同い年のタクヤとのファーストコンタクト
1994年12月。
放送作家としてAMのラジオ局で修業を積んでいた僕は、大人たちに認められたくてがむしゃらに食らいついていった結果、ラジオ局で沢山の仕事をもらえるようになっていた。
そんな僕に、FM局での仕事のオファーがきた。初めてのFM番組のレギュラーの仕事だ。
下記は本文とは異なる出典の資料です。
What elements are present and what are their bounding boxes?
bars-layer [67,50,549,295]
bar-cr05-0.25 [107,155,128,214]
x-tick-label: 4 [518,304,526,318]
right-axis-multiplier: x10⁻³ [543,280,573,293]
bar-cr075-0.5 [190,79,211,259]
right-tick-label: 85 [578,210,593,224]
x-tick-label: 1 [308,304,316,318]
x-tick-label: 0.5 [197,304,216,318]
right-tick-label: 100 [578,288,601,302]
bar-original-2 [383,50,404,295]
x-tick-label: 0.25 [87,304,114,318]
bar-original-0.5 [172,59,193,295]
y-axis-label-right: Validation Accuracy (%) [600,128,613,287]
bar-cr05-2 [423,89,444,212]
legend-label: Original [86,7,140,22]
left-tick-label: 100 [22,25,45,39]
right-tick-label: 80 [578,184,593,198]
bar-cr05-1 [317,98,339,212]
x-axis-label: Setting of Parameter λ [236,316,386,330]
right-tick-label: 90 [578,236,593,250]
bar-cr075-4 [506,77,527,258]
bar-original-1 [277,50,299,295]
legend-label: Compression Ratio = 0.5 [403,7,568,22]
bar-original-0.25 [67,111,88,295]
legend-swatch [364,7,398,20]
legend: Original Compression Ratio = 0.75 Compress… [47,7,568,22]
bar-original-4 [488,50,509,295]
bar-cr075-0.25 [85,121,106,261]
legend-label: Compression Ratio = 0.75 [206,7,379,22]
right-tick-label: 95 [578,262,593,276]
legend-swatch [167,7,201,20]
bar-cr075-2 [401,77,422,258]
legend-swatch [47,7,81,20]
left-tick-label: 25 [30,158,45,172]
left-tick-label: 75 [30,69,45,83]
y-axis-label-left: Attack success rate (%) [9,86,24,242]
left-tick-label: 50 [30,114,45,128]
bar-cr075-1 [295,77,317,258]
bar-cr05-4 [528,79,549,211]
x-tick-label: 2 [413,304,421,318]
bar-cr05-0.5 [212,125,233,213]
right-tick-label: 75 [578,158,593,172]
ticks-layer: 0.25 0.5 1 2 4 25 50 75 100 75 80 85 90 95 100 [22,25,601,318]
それは、あのアイドルの仕事。ドラマでも人気が出始めていた、6人の中の1人のメンバーの番組を作るという仕事だった。
千鳥ヶ淵の横にあるビルの一番上のスタジオ。
スタジオに入ると、既に彼は到着していて、窓枠に肘をかけて立ちながら台本を読んでいた。
窓から差し込む光が、彼を囲んでいて。
彼は「こんちは」と言って名前を名乗った。
僕と同じ年。1972年生まれ。同学年。
僕が同じ年だと知ると、彼は「タクヤって呼んで」と言った。
アイドルだからこそナメられたらいけないと勝手に思い込んでいた自分は、最初にかましてやらなきゃ! とイタい使命感のようなものを抱いていた。だから初対面の彼に向かって、いきなり、彼らが出演していたとあるバラエティー番組のことを話し、「俺、あの番組嫌いなんだよね」と言った。
すると、タクヤは笑いながら。
「俺も」
そう言って手を差し出してきた。
僕はその手を強く握った。
「等身大の22歳」がアイドル像を破壊
22歳同士。同学年のタクヤのラジオは「ワッツアップ」という挨拶で始まり終わる、まさにアイドル像を破壊していく番組だった。
彼と同学年の人が話すようなことはすべて話す番組にしたかったし、彼もそれに乗っかり、まんまと飛び越えていった。
アイドルが恋愛の話なんてしないのが当たり前だった時代に、恋愛経験から、付き合っていた彼女の話まで、「自然」に、やんちゃに話した。
ラジオを作っていく中で、彼のモノマネをする能力、特に格好いい人の格好よさをモノマネする能力の高さに痺れ、キャラクターを作ってコントのような企画も考えた。
彼らのファンだけではなく、自分らと同世代の男が聞いても、共感したり笑ったり出来る内容にしたいと思って、全力で向き合った。
普通のマネージャーなら、僕のそういう番組構成に対して絶対怒るところだが、イイジマサンは僕のやることをおもしろがってくれた。